A building used entirely for non-residential purposes cannot be a “house” for the purposes of the Leasehold Reform Act 1967, even if was originally designed to be one, the Supreme Court has unanimously held.

Six justices, including Lord Phillips, ruled in favour of the landlords in the conjoined appeals of Day v Hosebay; Howard de Walden Estates v Lexgorge [2012] UKSC 41. They held the determinative issue was established use rather than original design, appearance or alternative description in architectural histories.

Hosebay involved a former house that had been adapted for use as a self-catering hotel, while de Walden concerned a former house now used as offices.

The 1967 Act gives the tenant of a leasehold house under a long lease that he has owned for at least two years the right to acquire the freehold. Both cases turned on the definition of “house” in s 2(1) as “reasonably so called” and “designed or adapted for living in”.

Damian Greenish, chairman of Pemberton Greenish, who acted for the Day family, says: “This will be a very welcome judgment for landlords of commercial properties.

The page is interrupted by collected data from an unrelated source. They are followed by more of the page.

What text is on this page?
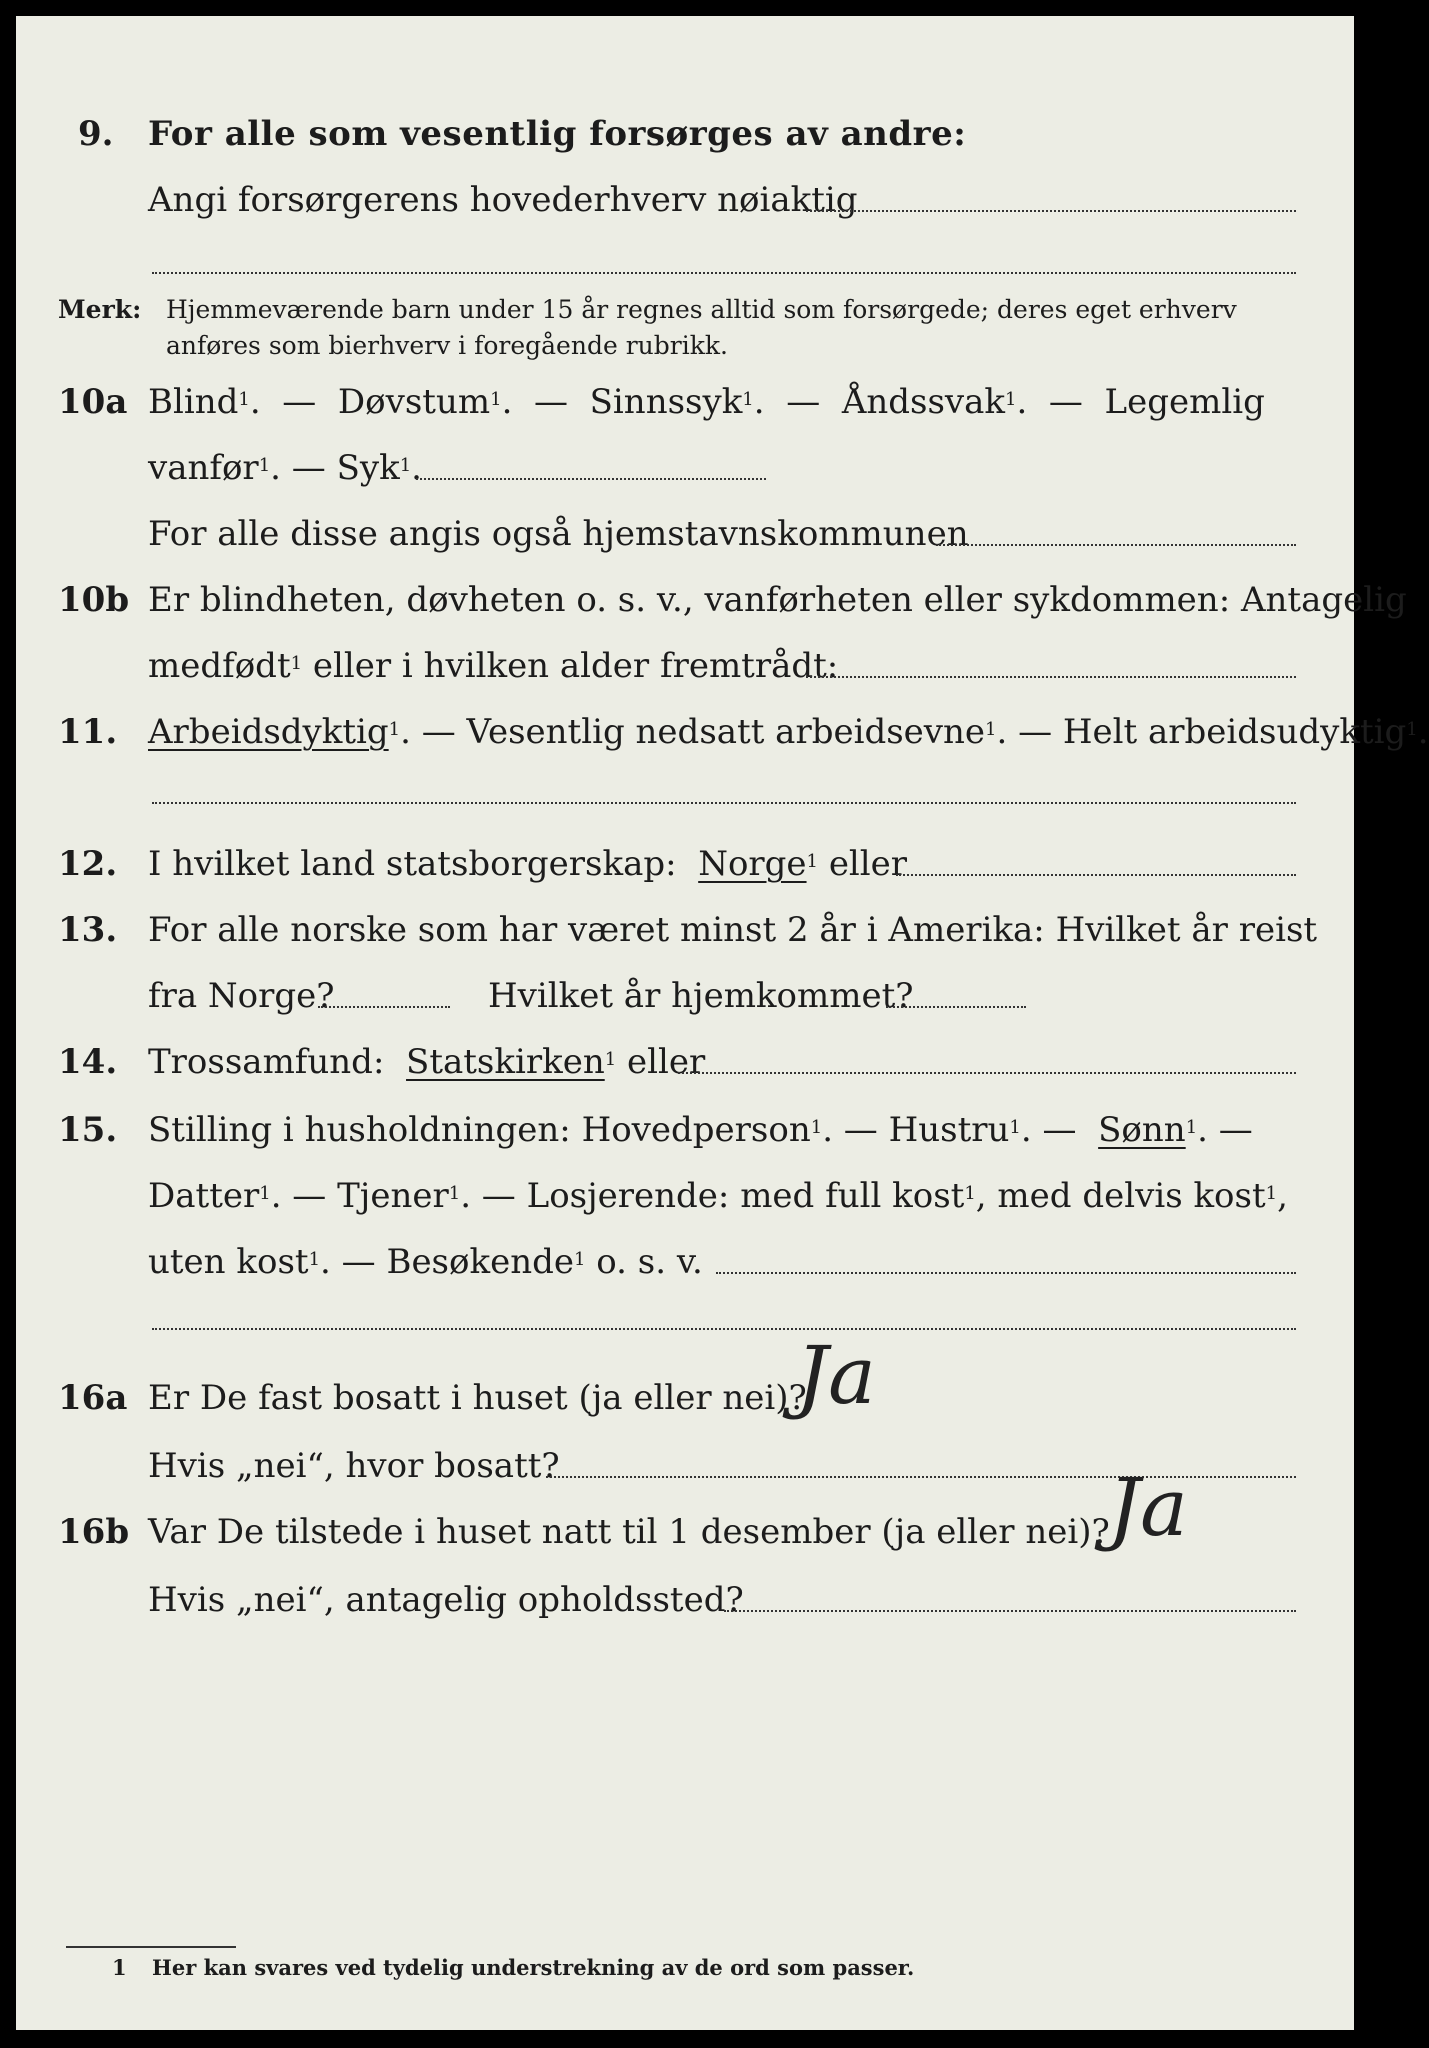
9. For alle som vesentlig forsørges av andre:
Angi forsørgerens hovederhverv nøiaktig
Merk: Hjemmeværende barn under 15 år regnes alltid som forsørgede; deres eget erhverv
anføres som bierhverv i foregående rubrikk.
10a Blind$^1$. — Døvstum$^1$. — Sinnssyk$^1$. — Åndssvak$^1$. — Legemlig
vanfør$^1$. — Syk$^1$.
For alle disse angis også hjemstavnskommunen
10b Er blindheten, døvheten o. s. v., vanførheten eller sykdommen: Antagelig
medfødt$^1$ eller i hvilken alder fremtrådt:
11. Arbeidsdyktig$^1$. — Vesentlig nedsatt arbeidsevne$^1$. — Helt arbeidsudyktig$^1$.
12. I hvilket land statsborgerskap: Norge$^1$ eller
13. For alle norske som har været minst 2 år i Amerika: Hvilket år reist
fra Norge?	Hvilket år hjemkommet?
14. Trossamfund: Statskirken$^1$ eller
15. Stilling i husholdningen: Hovedperson$^1$. — Hustru$^1$. — Sønn$^1$. —
Datter$^1$. — Tjener$^1$. — Losjerende: med full kost$^1$, med delvis kost$^1$,
uten kost$^1$. — Besøkende$^1$ o. s. v.
16a Er De fast bosatt i huset (ja eller nei)?
Ja
Hvis „nei“, hvor bosatt?
16b Var De tilstede i huset natt til 1 desember (ja eller nei)?
Ja
Hvis „nei“, antagelig opholdssted?
1 Her kan svares ved tydelig understrekning av de ord som passer.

“Earlier judgments suggesting that commercial buildings can be enfranchised under the 1967 Act are criticised by the Supreme Court for an over-literal construction of the statute.”

Jeremy Hudson, partner at Speechly Bircham, who acted for de Walden, says: “Had the appeal failed, [my clients] were fearful that over time very many more of its freeholds could be lost through enfranchisement, threatening the very integrity of their estate. This was a concern evidently shared by the other major estate landlords in central London, as well as landowners further afield.

“However, it is disappointing that the Supreme Court has passed up the opportunity to lay down a definitive test…so that there will inevitably be borderline cases in future.”